Re: livepatch: reuse module loader code to write relocations

From: Jessica Yu
Date: Wed Dec 16 2015 - 14:14:37 EST


+++ Miroslav Benes [16/12/15 13:59 +0100]:
On Wed, 16 Dec 2015, Jessica Yu wrote:

+++ Jessica Yu [09/12/15 14:10 -0500]:
> +++ Josh Poimboeuf [08/12/15 12:38 -0600]:
> >
> > There was a lot of discussion for v1, so I'm not sure, but I thought we
> > ended up deciding to get rid of the klp_reloc_sec struct? Instead I
> > think the symbol table can be walked directly looking for klp rela
> > sections?
> >
> > The benefits of doing so would be to make the interface simpler -- no
> > need to "cache" the section metadata when it's already easily and
> > quickly available in the module struct elf section headers.
>
> Ah, I might have interpreted the conclusions of that last discussion
> incorrectly.
>
> In that case, I think I can just get rid of my klp_for_each_reloc_sec
> macro as well as the lreloc scaffolding code from kpatch. The only
> potentially "ugly" part of this change is that I'll have to move the
> string parsing stuff here to extract the objname of the __klp_rela
> section (which may not actually look that bad, we'll see how that
> turns out).

Yes, that was a conclusion we made. At least I thought so :)

Turns out the string parsing stuff, even with the help of lib/string.c,
doesn't
look very pretty. As I'm working on v3, I'm starting to think having
klp_write_object_relocations() loop simply through all the elf sections might
not be a good idea. Let me explain.

Hm, I still think it is worth it...

I don't like the amount of string manipulation code that would potentially
come
with this change. Even with a string as simple as ".klp.rela.objname", we'll
end up with a bunch of kstrdup's/kmalloc's and kfree's (unless we modify and
chop the section name string in place, which I don't think we should do) that
are going to be required at every iteration of the loop, all just to be able
to
call strcmp() and see if we're dealing with a klp rela section that belongs to
the object in question. This also leads to more complicated error handling.

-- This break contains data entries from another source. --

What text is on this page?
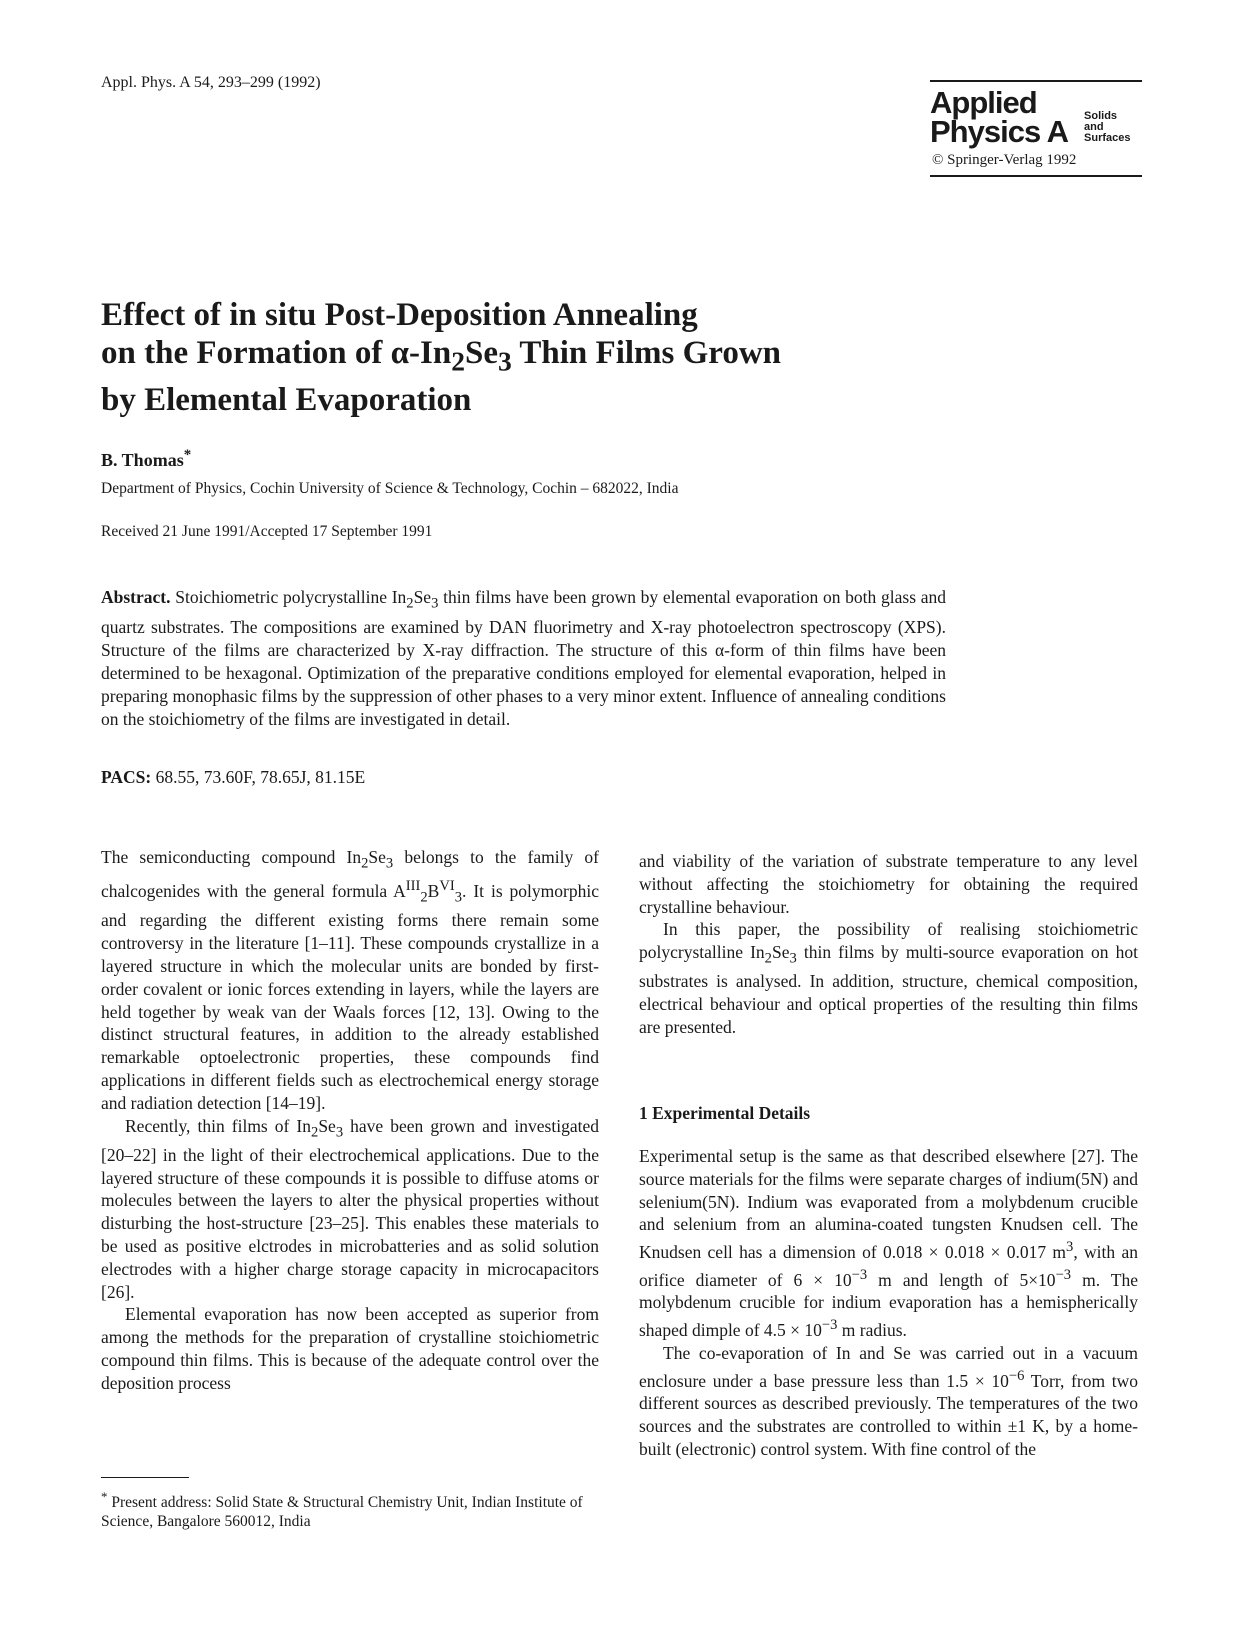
Appl. Phys. A 54, 293–299 (1992)
Applied
Physics A Solids
and
Surfaces
© Springer-Verlag 1992
Effect of in situ Post-Deposition Annealing
on the Formation of $\alpha-In_2Se_3$ Thin Films Grown
by Elemental Evaporation
B. Thomas*
Department of Physics, Cochin University of Science & Technology, Cochin – 682022, India
Received 21 June 1991/Accepted 17 September 1991
Abstract. Stoichiometric polycrystalline $In_2Se_3$ thin films have been grown by elemental evaporation on both glass and quartz substrates. The compositions are examined by DAN fluorimetry and X-ray photoelectron spectroscopy (XPS). Structure of the films are characterized by X-ray diffraction. The structure of this α-form of thin films have been determined to be hexagonal. Optimization of the preparative conditions employed for elemental evaporation, helped in preparing monophasic films by the suppression of other phases to a very minor extent. Influence of annealing conditions on the stoichiometry of the films are investigated in detail.
PACS: 68.55, 73.60F, 78.65J, 81.15E

The semiconducting compound $In_2Se_3$ belongs to the family of chalcogenides with the general formula $A^{III}_2B^{VI}_3$. It is polymorphic and regarding the different existing forms there remain some controversy in the literature [1–11]. These compounds crystallize in a layered structure in which the molecular units are bonded by first-order covalent or ionic forces extending in layers, while the layers are held together by weak van der Waals forces [12, 13]. Owing to the distinct structural features, in addition to the already established remarkable optoelectronic properties, these compounds find applications in different fields such as electrochemical energy storage and radiation detection [14–19].

Recently, thin films of $In_2Se_3$ have been grown and investigated [20–22] in the light of their electrochemical applications. Due to the layered structure of these compounds it is possible to diffuse atoms or molecules between the layers to alter the physical properties without disturbing the host-structure [23–25]. This enables these materials to be used as positive elctrodes in microbatteries and as solid solution electrodes with a higher charge storage capacity in microcapacitors [26].

Elemental evaporation has now been accepted as superior from among the methods for the preparation of crystalline stoichiometric compound thin films. This is because of the adequate control over the deposition process

and viability of the variation of substrate temperature to any level without affecting the stoichiometry for obtaining the required crystalline behaviour.

In this paper, the possibility of realising stoichiometric polycrystalline $In_2Se_3$ thin films by multi-source evaporation on hot substrates is analysed. In addition, structure, chemical composition, electrical behaviour and optical properties of the resulting thin films are presented.

1 Experimental Details

Experimental setup is the same as that described elsewhere [27]. The source materials for the films were separate charges of indium(5N) and selenium(5N). Indium was evaporated from a molybdenum crucible and selenium from an alumina-coated tungsten Knudsen cell. The Knudsen cell has a dimension of 0.018 × 0.018 × 0.017 $m^3$, with an orifice diameter of $6 \times 10^{-3}$ m and length of $5\times 10^{-3}$ m. The molybdenum crucible for indium evaporation has a hemispherically shaped dimple of $4.5 \times 10^{-3}$ m radius.

The co-evaporation of In and Se was carried out in a vacuum enclosure under a base pressure less than $1.5 \times 10^{-6}$ Torr, from two different sources as described previously. The temperatures of the two sources and the substrates are controlled to within ±1 K, by a home-built (electronic) control system. With fine control of the

* Present address: Solid State & Structural Chemistry Unit, Indian Institute of Science, Bangalore 560012, India
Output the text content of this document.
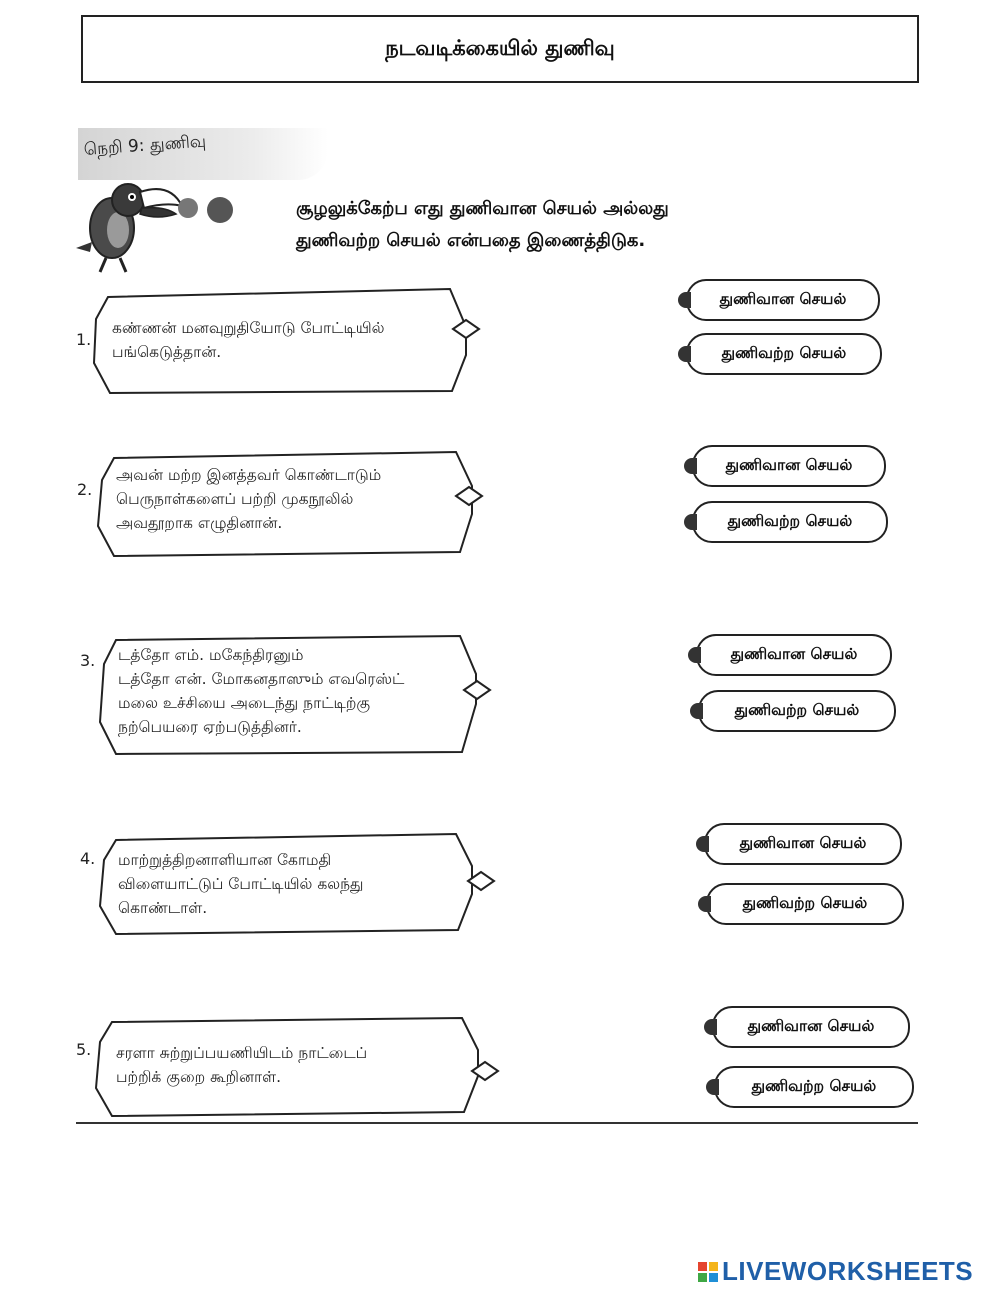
நடவடிக்கையில் துணிவு
நெறி 9: துணிவு
சூழலுக்கேற்ப எது துணிவான செயல் அல்லது
துணிவற்ற செயல் என்பதை இணைத்திடுக.
1.
கண்ணன் மனவுறுதியோடு போட்டியில்
பங்கெடுத்தான்.
துணிவான செயல்
துணிவற்ற செயல்
2.
அவன் மற்ற இனத்தவர் கொண்டாடும்
பெருநாள்களைப் பற்றி முகநூலில்
அவதூறாக எழுதினான்.
துணிவான செயல்
துணிவற்ற செயல்
3. டத்தோ எம். மகேந்திரனும்
டத்தோ என். மோகனதாஸும் எவரெஸ்ட்
மலை உச்சியை அடைந்து நாட்டிற்கு
நற்பெயரை ஏற்படுத்தினர்.
துணிவான செயல்
துணிவற்ற செயல்
4. மாற்றுத்திறனாளியான கோமதி
விளையாட்டுப் போட்டியில் கலந்து
கொண்டாள்.
துணிவான செயல்
துணிவற்ற செயல்
5. சரளா சுற்றுப்பயணியிடம் நாட்டைப்
பற்றிக் குறை கூறினாள்.
துணிவான செயல்
துணிவற்ற செயல்
LIVEWORKSHEETS
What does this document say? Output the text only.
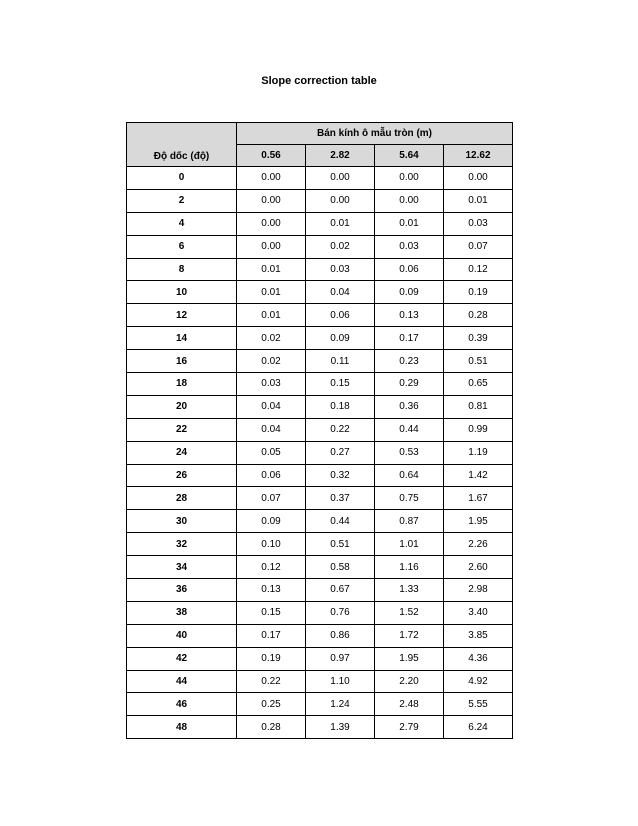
Slope correction table
Độ dốc (độ)	Bán kính ô mẫu tròn (m)			
	0.56	2.82	5.64	12.62
0	0.00	0.00	0.00	0.00
2	0.00	0.00	0.00	0.01
4	0.00	0.01	0.01	0.03
6	0.00	0.02	0.03	0.07
8	0.01	0.03	0.06	0.12
10	0.01	0.04	0.09	0.19
12	0.01	0.06	0.13	0.28
14	0.02	0.09	0.17	0.39
16	0.02	0.11	0.23	0.51
18	0.03	0.15	0.29	0.65
20	0.04	0.18	0.36	0.81
22	0.04	0.22	0.44	0.99
24	0.05	0.27	0.53	1.19
26	0.06	0.32	0.64	1.42
28	0.07	0.37	0.75	1.67
30	0.09	0.44	0.87	1.95
32	0.10	0.51	1.01	2.26
34	0.12	0.58	1.16	2.60
36	0.13	0.67	1.33	2.98
38	0.15	0.76	1.52	3.40
40	0.17	0.86	1.72	3.85
42	0.19	0.97	1.95	4.36
44	0.22	1.10	2.20	4.92
46	0.25	1.24	2.48	5.55
48	0.28	1.39	2.79	6.24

But this shouldn't be much different from what init function of the patch
module does now, right? You have a klp_extract_objname() which I thought
could be moved right to livepatch code.

First, thanks for the comments. I think my only real gripe is that, in the
pseudo code I provided, we are not only doing the for loop for each object, but
also a bunch of kmalloc's/kstrdup's and kfree's just to be able to check if
this klp section belongs to the current object, *and* also kmallocing/kfreeing
just to provide buffers to extract parts of a symbol's name. In the patch
module code, each klp section was parsed just once and sorted by object:
https://github.com/flaming-toast/kpatch/blob/no_dynrela_redux/kmod/patch/livepatch-patch-hook.c#L213
^^^ This was before we decided to get rid of 'external', so only klp sections
had to be parsed. In v3, we are also looking to parse the symbol name (to
eliminate 'external'), so now I'm just trying to reduce all the string stuff to
the bare minimum needed to have this work.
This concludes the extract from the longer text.